La bienfaitrice est une défunte riche américaine qui a vécu dans cette ville jusqu'à ce que son fils se fasse assassiner lors de la fameuse période de la pacification en Algérie. Le narrateur, ami de la victime et ancien flic à la retraite, va mener sa propre enquête.

« Nous étions les héritiers d'une tragédie sans nom; avant les guerres de décolonisation, il fallait que ma génération encaisse les horreurs des parents avec un plus, rester des êtres moraux dans ces conflits. »

Au fil des pages, ressurgit un passé dont il est peu question aujourd'hui. La France de l'après-guerre, la misère des immigrés maghrébins et portugais dans le bidonville, les émeutes, l'impôt révolutionnaire, la guerre fratricide entre le FLN et le MNA, les descentes de police, les fortunes mal-acquises, les secrets de famille...

« Aucune révolution n'est monolithique.

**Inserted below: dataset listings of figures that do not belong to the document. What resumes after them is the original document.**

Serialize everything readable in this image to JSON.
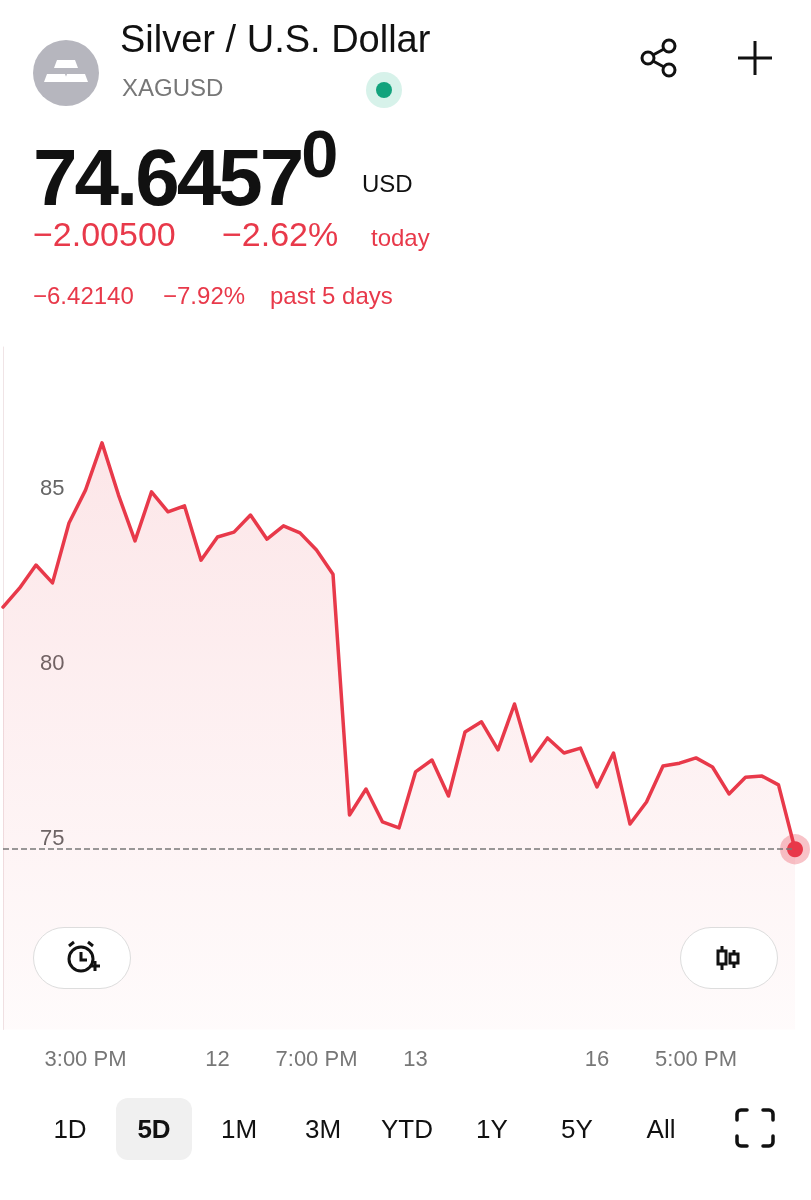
{
  "chart_data": {
    "type": "area",
    "title": "Silver / U.S. Dollar",
    "subtitle": "XAGUSD",
    "categories": [
      null,
      null,
      null,
      null,
      null,
      "3:00 PM",
      null,
      null,
      null,
      null,
      null,
      null,
      null,
      "12",
      null,
      null,
      null,
      null,
      null,
      "7:00 PM",
      null,
      null,
      null,
      null,
      null,
      "13",
      null,
      null,
      null,
      null,
      null,
      null,
      null,
      null,
      null,
      null,
      "16",
      null,
      null,
      null,
      null,
      null,
      "5:00 PM",
      null,
      null,
      null,
      null,
      null,
      null
    ],
    "series": [
      {
        "color": "#e8394a",
        "values": [
          81.57,
          82.11,
          82.77,
          82.26,
          83.97,
          84.91,
          86.26,
          84.77,
          83.46,
          84.86,
          84.29,
          84.46,
          82.91,
          83.57,
          83.71,
          84.2,
          83.51,
          83.89,
          83.69,
          83.2,
          82.51,
          75.63,
          76.37,
          75.43,
          75.26,
          76.86,
          77.2,
          76.17,
          78.0,
          78.29,
          77.49,
          78.8,
          77.17,
          77.83,
          77.4,
          77.54,
          76.43,
          77.4,
          75.37,
          76.0,
          77.03,
          77.11,
          77.26,
          77.0,
          76.23,
          76.71,
          76.74,
          76.49,
          74.65
        ]
      }
    ],
    "ylim": [
      69.5,
      89
    ],
    "yticks": [
      75,
      80,
      85
    ],
    "grid": false,
    "marker": "none",
    "line_style": "solid",
    "ref_lines": [
      {
        "axis": "y",
        "value": 74.65,
        "color": "#787878",
        "line_style": "dashed"
      }
    ],
    "annotations": [
      "74.6457$^{0}$",
      "USD",
      "−2.00500",
      "−2.62%",
      "today",
      "−6.42140",
      "−7.92%",
      "past 5 days",
      "1D",
      "5D",
      "1M",
      "3M",
      "YTD",
      "1Y",
      "5Y",
      "All"
    ]
  }
}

Déviations idéologiques, ambitions personnelles, visions divergentes d'un événement entraînent des conflits qui vont jusqu'au meurtre. »

A lire...

Commentaires

1. Le jeudi 6 août 2015, 13:01 par Lou de Libellus

J'aime bien les résumés par citations, avec juste une phrase de liaison.
J'ai lu (grâce à toi) 'Votre fumée...'
Je n'ai jamais chroniqué même 'Nuit et brouillard', c'est (littéralement) insupportable.
Je l'ai présenté dans mon ciné-club, avec tous les messages de précaution.
Un élève s'est évanoui, vers l'infirmerie, l'infirmière du lycée était requise et présente. Quelle horreur ! Sont-ils des hommes, aurait dit Primo Levi. Et l'histoire (l'Histoire) n'est pas finie.

2. Le jeudi 6 août 2015, 15:14 par des pas perdus

J'aime aussi ;-)
D'une part, n'étant point prof de français, j'ai une analyse sommaire de l’œuvre et plus encore du style. Et d'autre part, je ne cite que des extraits qui me plaisent. Enfin, cela permet de donner un avant-goût...
"Drôle" d'expérience si je puis dire...
J'ai écrit un billet sur un recueil de textes écrits par les prisonniers chargés de faire fonctionner les fours crématoires. Terribles récits de personnes qui se savaient condamnées et qui voulaient que cela se sache.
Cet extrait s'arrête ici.